Rawlinson v. State, 45266
Decision Date | 08 November 1972 |
Docket Number | No. 45266,45266 |
Citation | 487 S.W.2d 341 |
Parties | Richard Shirley RAWLINSON, Appellant, v. The STATE of Texas, Appellee. |
Court | Texas Court of Criminal Appeals |
Neal B. Wheeler, Douglas H. Parks, Dallas, for appellant.
Henry Wade, Dist. Atty., W. T. Westmoreland, Jr., Asst. Dist. Atty., Dallas, Jim D. Vollers, State's Atty., and Robert A. Huttash, Asst. State's Atty., Austin, for the State.
The offense is robbery; the punishment, fifteen (15) years.

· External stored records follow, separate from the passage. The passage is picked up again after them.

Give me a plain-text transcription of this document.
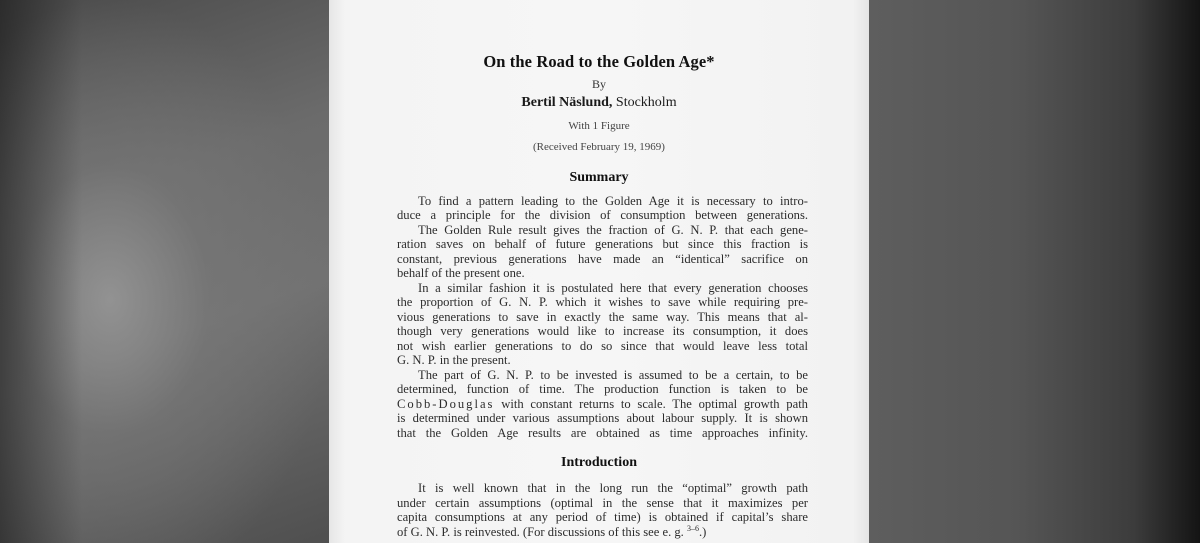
On the Road to the Golden Age*
By
Bertil Näslund, Stockholm
With 1 Figure
(Received February 19, 1969)
Summary
To find a pattern leading to the Golden Age it is necessary to intro-
duce a principle for the division of consumption between generations.
The Golden Rule result gives the fraction of G. N. P. that each gene-
ration saves on behalf of future generations but since this fraction is
constant, previous generations have made an “identical” sacrifice on
behalf of the present one.
In a similar fashion it is postulated here that every generation chooses
the proportion of G. N. P. which it wishes to save while requiring pre-
vious generations to save in exactly the same way. This means that al-
though very generations would like to increase its consumption, it does
not wish earlier generations to do so since that would leave less total
G. N. P. in the present.
The part of G. N. P. to be invested is assumed to be a certain, to be
determined, function of time. The production function is taken to be
Cobb-Douglas with constant returns to scale. The optimal growth path
is determined under various assumptions about labour supply. It is shown
that the Golden Age results are obtained as time approaches infinity.
Introduction
It is well known that in the long run the “optimal” growth path
under certain assumptions (optimal in the sense that it maximizes per
capita consumptions at any period of time) is obtained if capital’s share
of G. N. P. is reinvested. (For discussions of this see e. g. $^{3-6}$.)
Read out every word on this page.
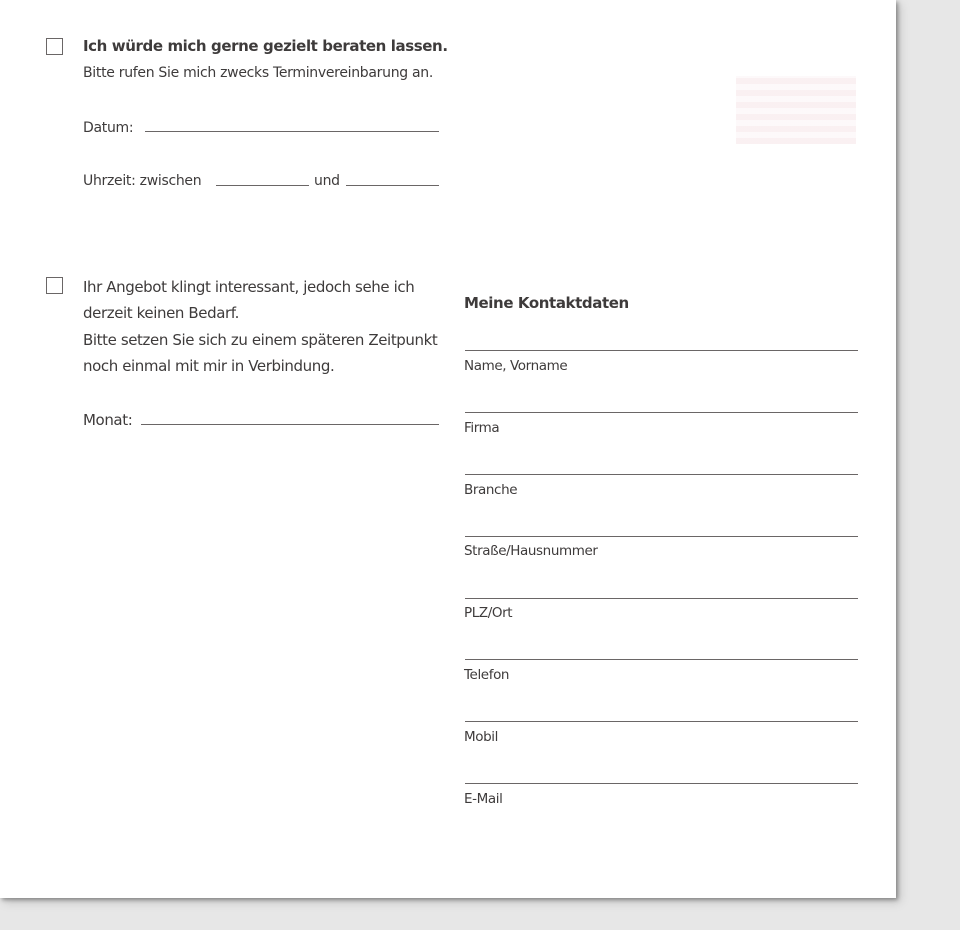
Ich würde mich gerne gezielt beraten lassen.
Bitte rufen Sie mich zwecks Terminvereinbarung an.
Datum:
Uhrzeit: zwischen	und
Ihr Angebot klingt interessant, jedoch sehe ich
derzeit keinen Bedarf.
Bitte setzen Sie sich zu einem späteren Zeitpunkt
noch einmal mit mir in Verbindung.
Monat:
Meine Kontaktdaten
Name, Vorname
Firma
Branche
Straße/Hausnummer
PLZ/Ort
Telefon
Mobil
E-Mail
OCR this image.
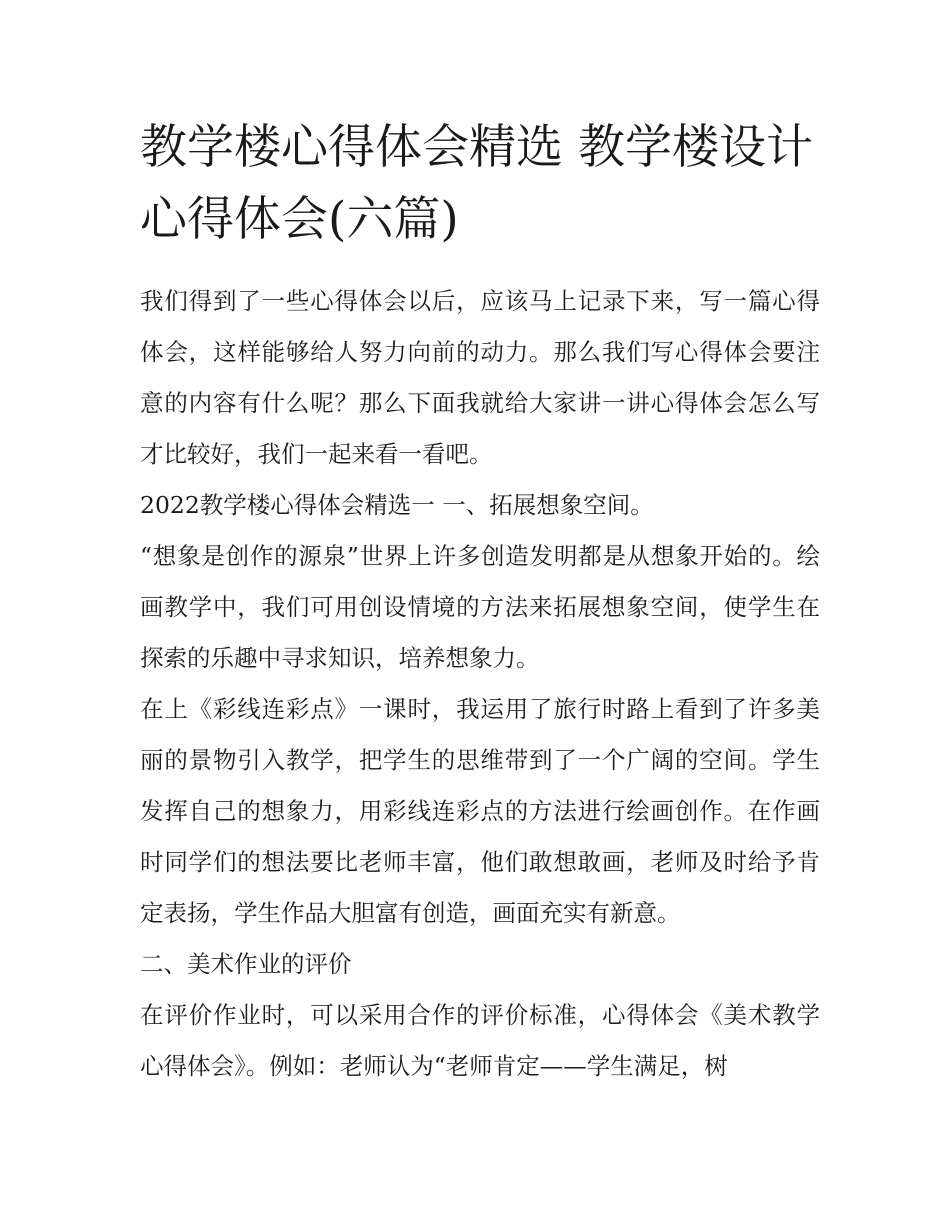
教学楼心得体会精选 教学楼设计心得体会(六篇)

我们得到了一些心得体会以后，应该马上记录下来，写一篇心得体会，这样能够给人努力向前的动力。那么我们写心得体会要注意的内容有什么呢？那么下面我就给大家讲一讲心得体会怎么写才比较好，我们一起来看一看吧。

2022教学楼心得体会精选一 一、拓展想象空间。

“想象是创作的源泉”世界上许多创造发明都是从想象开始的。绘画教学中，我们可用创设情境的方法来拓展想象空间，使学生在探索的乐趣中寻求知识，培养想象力。

在上《彩线连彩点》一课时，我运用了旅行时路上看到了许多美丽的景物引入教学，把学生的思维带到了一个广阔的空间。学生发挥自己的想象力，用彩线连彩点的方法进行绘画创作。在作画时同学们的想法要比老师丰富，他们敢想敢画，老师及时给予肯定表扬，学生作品大胆富有创造，画面充实有新意。

二、美术作业的评价

在评价作业时，可以采用合作的评价标准，心得体会《美术教学心得体会》。例如：老师认为“老师肯定——学生满足，树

Appellant's two grounds of error relate to questions propounded to him at a time when he was recalled as a witness by the State. Specifically, he claims that the court erred 'when it admitted Defendant's confession into evidence without a proper predicate being laid' and '. . . when it allowed Defendant called for rebuttal, to be impeached by his confession that was not admissible in evidence.'
The record reflects he had testified in his own behalf and admitted that he attempted to rob the bank in question, but denied that he remembered certain details of the operation. When recalled by the State he was questioned for four pages of this record regarding a prior statement he had made. The State had the statement marked for identification as State's Exhibit No. 7. The only objection interposed during this time was the following, . After the appellant left the stand we find the following:
'Mr. Zadina (the prosecutor). Your Honor, at this time I would like to offer into evidence what's been marked as State's Exhibit No. 7--
Mr. White (appellant's counsel). Object to this. The witness recognizes the signature, but he doesn't recognize any of the rest of the document.
The Court. Is that your objection?
Mr. White. That's my objection.
The Court. Overruled.'
However, immediately after the exhibit was admitted, the jury was retired and State's Exhibit No. 7 was withdrawn. The court specifically noted, outside the presence of the Jury, that the exhibit was not passed among the jurors or read by them.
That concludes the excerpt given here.